Great Moments in Shareware: ZZT
September 3rd, 2007 by Benj EdwardsRead any popular game publication these days, and you’ll probably come across ample mention of Epic Games’ Unreal Engine, the 3D powerhouse behind blockbuster first-person shooters like Bioshock and Gears of War. Believe it or not, one of today’s hottest game engines traces its roots back to a 2D text-based game programmed by a University of Maryland college student during the golden age of shareware.
Tim Sweeney founded Potomac Computer Systems in 1991 with the release of ZZT, a graphical ASCII character-based game that ran on a simple object-oriented platform programmed by Sweeney. With an in-game editor, Sweeney created multiple ZZT episodes that he sold to finance the new company. Luckily, Sweeney didn’t limit the in-game editor to himself; it featured prominently on the title screen of the free shareware edition. Much to Sweeney’s surprise, the editor itself soon became the most popular part of ZZT, allowing players to create their own games in the ZZT engine. Potomac changed its name to Epic MegaGames, and a shareware giant was born.
A large community of rabid ZZT fans still thrives thanks to the Internet, where enthusiasts trade nostalgia, user-made games, and the latest attempts to squeeze every last drop out of the ZZT engine through emergent programming techniques. For example, clever world builders have managed to reproduce just about every major 2D game genre — even genres the engine wasn’t designed for — in ZZT‘s editor, albeit in primitive forms. For modern ZZT fans, the game’s fun lies not only in playing the community’s user-created games, but in the challenge of creating new and unexpected things with a simple set of tools and components.
The original shareware package of ZZT only included one game: Town of ZZT, a whimsical adventure created by Sweeney that calls upon a player’s action and puzzle-solving skills. But in the late 1990s, Epic released all of Sweeney’s classic ZZT episodes as freeware, so you’ll find those worlds in the file below as well, including Dungeons of ZZT.
Have fun.
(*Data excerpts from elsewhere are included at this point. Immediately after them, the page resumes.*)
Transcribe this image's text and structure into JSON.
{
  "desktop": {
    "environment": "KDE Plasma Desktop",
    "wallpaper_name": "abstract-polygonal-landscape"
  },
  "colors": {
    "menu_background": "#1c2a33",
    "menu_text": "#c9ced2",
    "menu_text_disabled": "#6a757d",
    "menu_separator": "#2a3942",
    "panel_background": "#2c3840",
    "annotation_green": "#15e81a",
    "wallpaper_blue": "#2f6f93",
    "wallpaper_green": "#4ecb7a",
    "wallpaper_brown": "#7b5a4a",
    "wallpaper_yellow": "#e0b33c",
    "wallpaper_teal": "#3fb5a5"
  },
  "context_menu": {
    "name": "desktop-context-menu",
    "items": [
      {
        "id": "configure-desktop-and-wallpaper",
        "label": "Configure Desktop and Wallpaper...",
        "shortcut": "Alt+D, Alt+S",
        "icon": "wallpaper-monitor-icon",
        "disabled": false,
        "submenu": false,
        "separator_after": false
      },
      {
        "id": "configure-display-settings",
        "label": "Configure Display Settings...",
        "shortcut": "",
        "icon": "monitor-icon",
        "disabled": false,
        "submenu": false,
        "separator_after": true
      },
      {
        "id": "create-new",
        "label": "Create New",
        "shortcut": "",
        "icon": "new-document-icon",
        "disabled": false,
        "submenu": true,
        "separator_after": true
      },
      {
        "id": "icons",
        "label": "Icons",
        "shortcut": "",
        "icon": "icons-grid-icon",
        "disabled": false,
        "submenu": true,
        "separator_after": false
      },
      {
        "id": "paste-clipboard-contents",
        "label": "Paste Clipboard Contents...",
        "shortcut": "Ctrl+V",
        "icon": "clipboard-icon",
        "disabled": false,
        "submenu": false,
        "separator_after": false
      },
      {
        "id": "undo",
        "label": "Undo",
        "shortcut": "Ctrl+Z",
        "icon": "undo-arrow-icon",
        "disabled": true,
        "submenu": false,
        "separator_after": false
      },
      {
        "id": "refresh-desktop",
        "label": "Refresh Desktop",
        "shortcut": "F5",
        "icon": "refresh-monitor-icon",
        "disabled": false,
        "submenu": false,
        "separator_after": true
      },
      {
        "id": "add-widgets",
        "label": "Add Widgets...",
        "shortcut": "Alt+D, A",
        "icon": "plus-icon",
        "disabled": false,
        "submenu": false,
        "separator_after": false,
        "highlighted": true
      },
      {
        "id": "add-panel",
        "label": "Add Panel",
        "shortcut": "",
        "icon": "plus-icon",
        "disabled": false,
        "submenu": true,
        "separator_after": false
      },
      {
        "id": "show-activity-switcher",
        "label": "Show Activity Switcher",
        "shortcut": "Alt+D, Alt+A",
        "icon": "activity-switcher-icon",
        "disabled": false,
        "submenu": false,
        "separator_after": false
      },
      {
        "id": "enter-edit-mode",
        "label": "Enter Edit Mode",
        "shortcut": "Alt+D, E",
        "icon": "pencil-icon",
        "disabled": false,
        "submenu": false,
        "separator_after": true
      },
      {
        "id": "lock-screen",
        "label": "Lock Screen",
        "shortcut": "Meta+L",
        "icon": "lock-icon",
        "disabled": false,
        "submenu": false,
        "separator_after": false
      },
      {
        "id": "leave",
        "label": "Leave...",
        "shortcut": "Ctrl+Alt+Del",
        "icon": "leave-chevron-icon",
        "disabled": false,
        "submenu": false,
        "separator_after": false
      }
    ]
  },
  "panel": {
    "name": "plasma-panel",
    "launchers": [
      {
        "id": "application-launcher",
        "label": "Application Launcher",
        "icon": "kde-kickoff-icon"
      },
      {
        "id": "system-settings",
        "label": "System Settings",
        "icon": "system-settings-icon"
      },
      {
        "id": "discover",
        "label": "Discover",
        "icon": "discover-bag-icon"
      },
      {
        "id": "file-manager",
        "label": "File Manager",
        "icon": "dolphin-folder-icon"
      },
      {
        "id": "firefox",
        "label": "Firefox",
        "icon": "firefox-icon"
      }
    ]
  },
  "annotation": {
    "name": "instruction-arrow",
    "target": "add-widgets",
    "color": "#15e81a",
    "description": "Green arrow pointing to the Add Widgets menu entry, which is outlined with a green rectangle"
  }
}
Feel free to share your fond ZZT memories (or latest ZZT exploits) with the rest of us.
(Update – 05/25/2009: If you love ZZT, check out this interview I conducted with its creator, Tim Sweeney.)
ZZT 3.2 | |
Release Date: | 1991 |
Author: | Tim Sweeney (Epic MegaGames) |
Platform: | MS-DOS |
Runs Best On: | Any 286 PC or faster with MS-DOS |
Notes: |
Includes full Town, City, Caves, and Dungeons of ZZT episodes. ZZT runs pretty well on modern computers under Windows. You might also want to try running the game under DOSBox. Uses the PC speaker for sound. |
– Download ZZT 3.2 – (175KB) |
September 8th, 2007 at 11:26 am
I loved this game back in the day. It’s amazing to see how far Epic has come since then. Thanks for the write-up!
July 6th, 2009 at 11:21 am
I used to play this game all the time in middle school! We had a computer class where we learned to program in BASIC and play computer games. I’d compete with the other kids to get as far into ZZT as possible.